Schools ban competitive games, stop designating valedictorians and promote everyone with a pulse to protect the tender feelings of those who fail to achieve. Teachers whine endlessly about the tyranny of standardized tests and the oppression that is accountability. Auto companies mismanage themselves until their capitalized value is less than that of Arby’s while the wizards of Wall Street flush trillions on deals that would make P.T. Barnum blush, yet they all get checks from Uncle Sam. People do stupid things – like buy houses they couldn’t afford on twice their income or have eight kids with no husband – and end up with cash subsidies and sympathetic profiles for the geriatrics who still watch the CBS Evening News.
It’s clear many of these contestants have never been told the truth about their singing – that is, been criticized – in their life. It stuns them – someone has pointed out that they are less than perfect! They are flabbergasted. It’s like Simon has just lectured them in Swahili.
“Well,” they will stammer, “I think I did really well and I had fun out there.”
Only in a society where children’s’ self-esteem has been made the Holy Grail of the educational system could a 19-year old communications major from Maryland State with a love of show tunes presume to place her opinion about singing on the same scale with that of a 30-year record industry vet who could tile the floor of his mansion with the gold records he’s honchoed. And who lied to this young woman and told her that the amusement she derived from her activity is somehow relevant to evaluating the skill she displayed in executing it?
But you can see in the eyes of the smart ones that they are thinking about what Simon said. That’s good – criticism is the key to improvement.

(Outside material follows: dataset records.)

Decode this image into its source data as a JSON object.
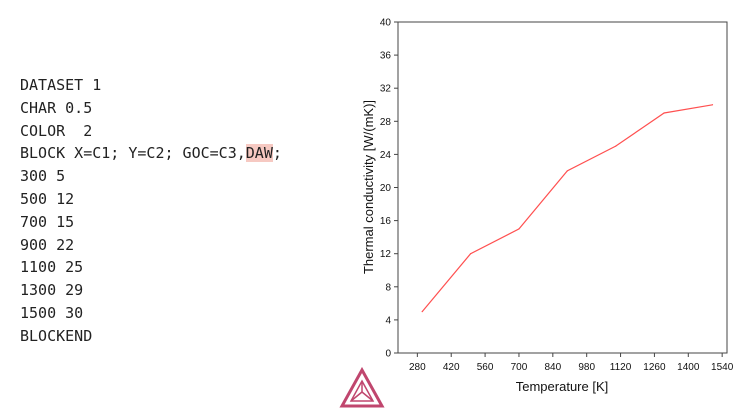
{
  "macro": {
    "lines": [
      "DATASET 1",
      "CHAR 0.5",
      "COLOR  2",
      "300 5",
      "500 12",
      "700 15",
      "900 22",
      "1100 25",
      "1300 29",
      "1500 30",
      "BLOCKEND"
    ],
    "block_line": {
      "before": "BLOCK X=C1; Y=C2; GOC=C3,",
      "highlight": "DAW",
      "after": ";"
    },
    "highlight_color": "#f6c9c2"
  },
  "chart_data": {
    "type": "line",
    "xlabel": "Temperature [K]",
    "ylabel": "Thermal conductivity [W/(mK)]",
    "xlim": [
      200,
      1560
    ],
    "ylim": [
      0,
      40
    ],
    "xticks": [
      280,
      420,
      560,
      700,
      840,
      980,
      1120,
      1260,
      1400,
      1540
    ],
    "yticks": [
      0,
      4,
      8,
      12,
      16,
      20,
      24,
      28,
      32,
      36,
      40
    ],
    "grid": false,
    "series": [
      {
        "color": "#ff5050",
        "x": [
          300,
          500,
          700,
          900,
          1100,
          1300,
          1500
        ],
        "y": [
          5,
          12,
          15,
          22,
          25,
          29,
          30
        ]
      }
    ]
  },
  "logo": {
    "icon": "thermo-calc-logo-icon",
    "color": "#c0466e"
  }
}
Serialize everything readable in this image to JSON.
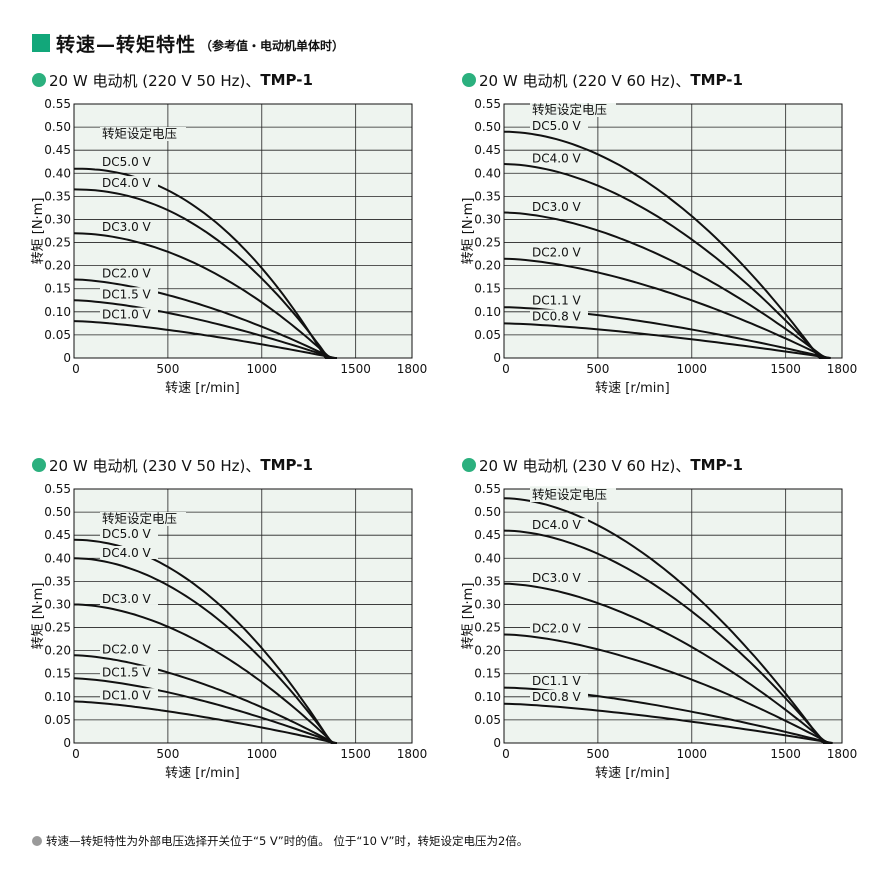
{
  "header": {
    "title": "转速—转矩特性",
    "subtitle": "（参考值・电动机单体时）"
  },
  "footnote": "转速—转矩特性为外部电压选择开关位于“5 V”时的值。 位于“10 V”时，转矩设定电压为2倍。",
  "colors": {
    "accent": "#12a77a",
    "plot_bg": "#eef4ef",
    "curve": "#111111"
  },
  "panels": [
    {
      "title_main": "20 W 电动机 (220 V 50 Hz)、",
      "title_model": "TMP-1"
    },
    {
      "title_main": "20 W 电动机 (220 V 60 Hz)、",
      "title_model": "TMP-1"
    },
    {
      "title_main": "20 W 电动机 (230 V 50 Hz)、",
      "title_model": "TMP-1"
    },
    {
      "title_main": "20 W 电动机 (230 V 60 Hz)、",
      "title_model": "TMP-1"
    }
  ],
  "chart_data": [
    {
      "type": "line",
      "xlabel": "转速 [r/min]",
      "ylabel": "转矩 [N·m]",
      "xlim": [
        0,
        1800
      ],
      "ylim": [
        0,
        0.55
      ],
      "xticks": [
        0,
        500,
        1000,
        1500,
        1800
      ],
      "yticks": [
        0,
        0.05,
        0.1,
        0.15,
        0.2,
        0.25,
        0.3,
        0.35,
        0.4,
        0.45,
        0.5,
        0.55
      ],
      "grid": true,
      "annotation": "转矩设定电压",
      "x_end": 1400,
      "series": [
        {
          "name": "DC5.0 V",
          "y0": 0.41,
          "xk": 1340,
          "bend": 2.2
        },
        {
          "name": "DC4.0 V",
          "y0": 0.365,
          "xk": 1355,
          "bend": 2.1
        },
        {
          "name": "DC3.0 V",
          "y0": 0.27,
          "xk": 1365,
          "bend": 1.9
        },
        {
          "name": "DC2.0 V",
          "y0": 0.17,
          "xk": 1375,
          "bend": 1.6
        },
        {
          "name": "DC1.5 V",
          "y0": 0.125,
          "xk": 1380,
          "bend": 1.5
        },
        {
          "name": "DC1.0 V",
          "y0": 0.08,
          "xk": 1390,
          "bend": 1.4
        }
      ]
    },
    {
      "type": "line",
      "xlabel": "转速 [r/min]",
      "ylabel": "转矩 [N·m]",
      "xlim": [
        0,
        1800
      ],
      "ylim": [
        0,
        0.55
      ],
      "xticks": [
        0,
        500,
        1000,
        1500,
        1800
      ],
      "yticks": [
        0,
        0.05,
        0.1,
        0.15,
        0.2,
        0.25,
        0.3,
        0.35,
        0.4,
        0.45,
        0.5,
        0.55
      ],
      "grid": true,
      "annotation": "转矩设定电压",
      "x_end": 1700,
      "series": [
        {
          "name": "DC5.0 V",
          "y0": 0.49,
          "xk": 1680,
          "bend": 1.9
        },
        {
          "name": "DC4.0 V",
          "y0": 0.42,
          "xk": 1690,
          "bend": 1.8
        },
        {
          "name": "DC3.0 V",
          "y0": 0.315,
          "xk": 1710,
          "bend": 1.7
        },
        {
          "name": "DC2.0 V",
          "y0": 0.215,
          "xk": 1720,
          "bend": 1.6
        },
        {
          "name": "DC1.1 V",
          "y0": 0.11,
          "xk": 1730,
          "bend": 1.5
        },
        {
          "name": "DC0.8 V",
          "y0": 0.075,
          "xk": 1740,
          "bend": 1.4
        }
      ]
    },
    {
      "type": "line",
      "xlabel": "转速 [r/min]",
      "ylabel": "转矩 [N·m]",
      "xlim": [
        0,
        1800
      ],
      "ylim": [
        0,
        0.55
      ],
      "xticks": [
        0,
        500,
        1000,
        1500,
        1800
      ],
      "yticks": [
        0,
        0.05,
        0.1,
        0.15,
        0.2,
        0.25,
        0.3,
        0.35,
        0.4,
        0.45,
        0.5,
        0.55
      ],
      "grid": true,
      "annotation": "转矩设定电压",
      "x_end": 1400,
      "series": [
        {
          "name": "DC5.0 V",
          "y0": 0.44,
          "xk": 1370,
          "bend": 2.0
        },
        {
          "name": "DC4.0 V",
          "y0": 0.4,
          "xk": 1375,
          "bend": 1.9
        },
        {
          "name": "DC3.0 V",
          "y0": 0.3,
          "xk": 1380,
          "bend": 1.8
        },
        {
          "name": "DC2.0 V",
          "y0": 0.19,
          "xk": 1385,
          "bend": 1.6
        },
        {
          "name": "DC1.5 V",
          "y0": 0.14,
          "xk": 1390,
          "bend": 1.5
        },
        {
          "name": "DC1.0 V",
          "y0": 0.09,
          "xk": 1395,
          "bend": 1.4
        }
      ]
    },
    {
      "type": "line",
      "xlabel": "转速 [r/min]",
      "ylabel": "转矩 [N·m]",
      "xlim": [
        0,
        1800
      ],
      "ylim": [
        0,
        0.55
      ],
      "xticks": [
        0,
        500,
        1000,
        1500,
        1800
      ],
      "yticks": [
        0,
        0.05,
        0.1,
        0.15,
        0.2,
        0.25,
        0.3,
        0.35,
        0.4,
        0.45,
        0.5,
        0.55
      ],
      "grid": true,
      "annotation": "转矩设定电压",
      "x_end": 1700,
      "series": [
        {
          "name": "DC5.0 V",
          "y0": 0.53,
          "xk": 1700,
          "bend": 1.8
        },
        {
          "name": "DC4.0 V",
          "y0": 0.46,
          "xk": 1710,
          "bend": 1.8
        },
        {
          "name": "DC3.0 V",
          "y0": 0.345,
          "xk": 1720,
          "bend": 1.7
        },
        {
          "name": "DC2.0 V",
          "y0": 0.235,
          "xk": 1730,
          "bend": 1.6
        },
        {
          "name": "DC1.1 V",
          "y0": 0.12,
          "xk": 1740,
          "bend": 1.5
        },
        {
          "name": "DC0.8 V",
          "y0": 0.085,
          "xk": 1750,
          "bend": 1.4
        }
      ]
    }
  ]
}
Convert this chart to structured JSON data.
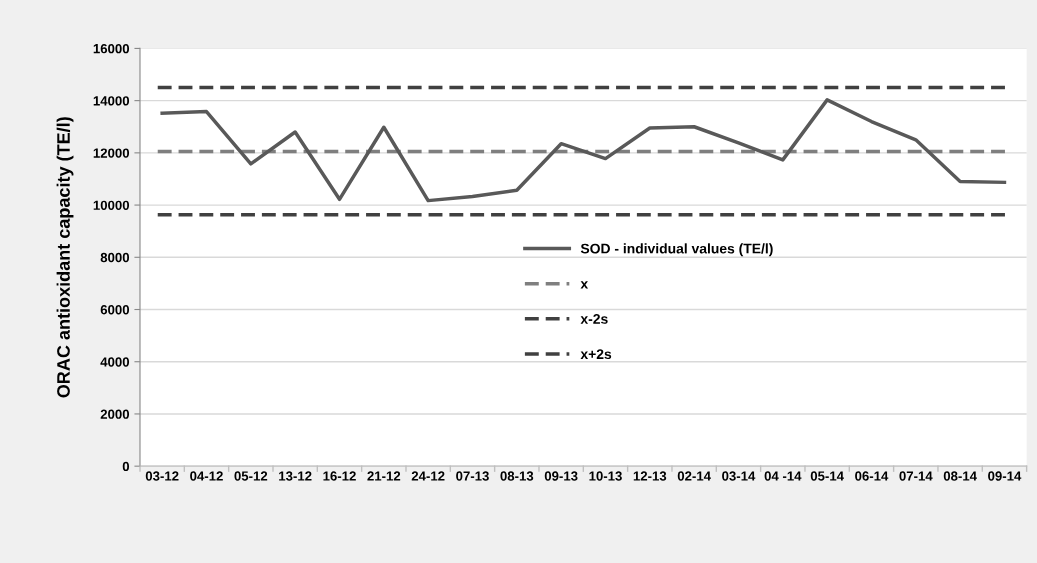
{
  "chart_data": {
    "type": "line",
    "ylabel": "ORAC antioxidant capacity (TE/l)",
    "categories": [
      "03-12",
      "04-12",
      "05-12",
      "13-12",
      "16-12",
      "21-12",
      "24-12",
      "07-13",
      "08-13",
      "09-13",
      "10-13",
      "12-13",
      "02-14",
      "03-14",
      "04 -14",
      "05-14",
      "06-14",
      "07-14",
      "08-14",
      "09-14"
    ],
    "series": [
      {
        "name": "SOD - individual values (TE/l)",
        "color": "#595959",
        "values": [
          13520,
          13580,
          11580,
          12800,
          10220,
          12980,
          10170,
          10330,
          10570,
          12350,
          11780,
          12950,
          13000,
          12380,
          11730,
          14030,
          13200,
          12500,
          10900,
          10870
        ]
      }
    ],
    "ref_lines": [
      {
        "axis": "y",
        "value": 12050,
        "label": "x",
        "color": "#7f7f7f",
        "line_style": "dashed"
      },
      {
        "axis": "y",
        "value": 9630,
        "label": "x-2s",
        "color": "#404040",
        "line_style": "dashed"
      },
      {
        "axis": "y",
        "value": 14500,
        "label": "x+2s",
        "color": "#404040",
        "line_style": "dashed"
      }
    ],
    "ylim": [
      0,
      16000
    ],
    "yticks": [
      0,
      2000,
      4000,
      6000,
      8000,
      10000,
      12000,
      14000,
      16000
    ],
    "grid": "y",
    "legend": "center",
    "marker": "none",
    "line_style": "solid"
  }
}
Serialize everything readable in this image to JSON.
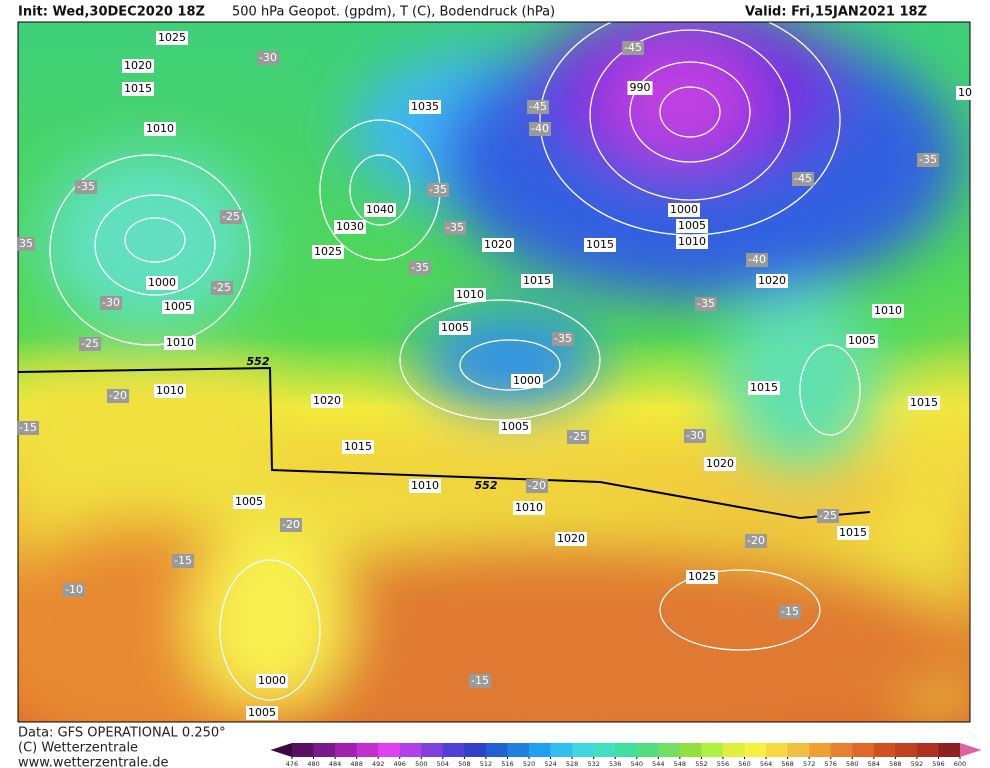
{
  "header": {
    "init": "Init: Wed,30DEC2020 18Z",
    "description": "500 hPa Geopot. (gpdm), T (C), Bodendruck (hPa)",
    "valid": "Valid: Fri,15JAN2021 18Z"
  },
  "isobar_labels": [
    1025,
    1020,
    1015,
    1010,
    1035,
    990,
    1040,
    1030,
    1025,
    1020,
    1015,
    1000,
    1005,
    1010,
    1015,
    1010,
    1005,
    1000,
    1005,
    1010,
    1000,
    1020,
    1010,
    1005,
    1015,
    1015,
    1010,
    1020,
    1015,
    1005,
    1020,
    1010,
    1010,
    1005,
    1020,
    1015,
    1025,
    1000,
    1005,
    10
  ],
  "geopotential_labels": [
    552,
    552
  ],
  "temperature_labels": [
    -30,
    -45,
    -45,
    -40,
    -35,
    -25,
    -35,
    -35,
    -35,
    -25,
    -30,
    -25,
    35,
    -40,
    -35,
    -35,
    -45,
    -35,
    -20,
    -15,
    -25,
    -30,
    -20,
    -20,
    -15,
    -10,
    -20,
    -25,
    -15,
    -15
  ],
  "footer": {
    "source": "Data: GFS OPERATIONAL 0.250°",
    "copyright": "(C) Wetterzentrale",
    "website": "www.wetterzentrale.de"
  },
  "scale": {
    "ticks": [
      476,
      480,
      484,
      488,
      492,
      496,
      500,
      504,
      508,
      512,
      516,
      520,
      524,
      528,
      532,
      536,
      540,
      544,
      548,
      552,
      556,
      560,
      564,
      568,
      572,
      576,
      580,
      584,
      588,
      592,
      596,
      600
    ],
    "colors": [
      "#3a0a3f",
      "#5a1060",
      "#7a1a8a",
      "#a020b0",
      "#c030d0",
      "#e040f0",
      "#b040e8",
      "#8040e0",
      "#5040d8",
      "#3040c8",
      "#2060d0",
      "#2080e0",
      "#20a0f0",
      "#30c0f0",
      "#40d8e0",
      "#40e0c0",
      "#40e0a0",
      "#50e080",
      "#70e060",
      "#90e040",
      "#b0f040",
      "#e0f040",
      "#f8f040",
      "#f8d840",
      "#f0c040",
      "#f0a030",
      "#e88030",
      "#e06828",
      "#d05020",
      "#c04020",
      "#b03020",
      "#902020",
      "#e060a0"
    ]
  }
}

Validation is the key to staying lousy.
Simon, like all rebels, comes in for his share of grief. He is mocked for his huge ego, but he has a right to a healthy ego – Simon is tremendously successful music impresario. He earned it. The problem is the huge egos of people who have not.
Mostly, Simon is accused of taking pleasure in slashing the contestants down to size, but a closer look proves that is just not so. Simon is never happy when trashing a performance – there’s no smile, no hint of delight. If anything, he is irritated, offended that he and the audience were presented with a poorly arranged, lazily performed, overindulgent mess of a performance. The only time he is clearly happy, in fact, is when someone does well.
“That was brilliant,” he will say in exactly the same way he just told a lesser performer that she sounded like a broken woodchipper with a chest cold. But you can see the comer of his thin lips turn upwards in delight. Simon does not enjoy failure. He enjoys earned success.
Where society seeks to avoid at all costs “stigmatizing” people by telling the truth about them, Simon swims upstream against this feel-good nonsense like some kind of truth-telling salmon. Like so much of society, many of the contestants show up believing they are somehow entitled to validation. In the past, this misconception would have been dispelled by parents and teachers. Now it’s up to Simon.
The American people are hungry for the kind of conservative values like hard work, discipline and healthy competition that “Idol” rewards. The show is a huge hit and Simon is its (pardon the expression) heart. At the risk of inflating his ego further, Simon Cowell is clearly the most important British contribution to Anglo-American civilization since the Magna Carta.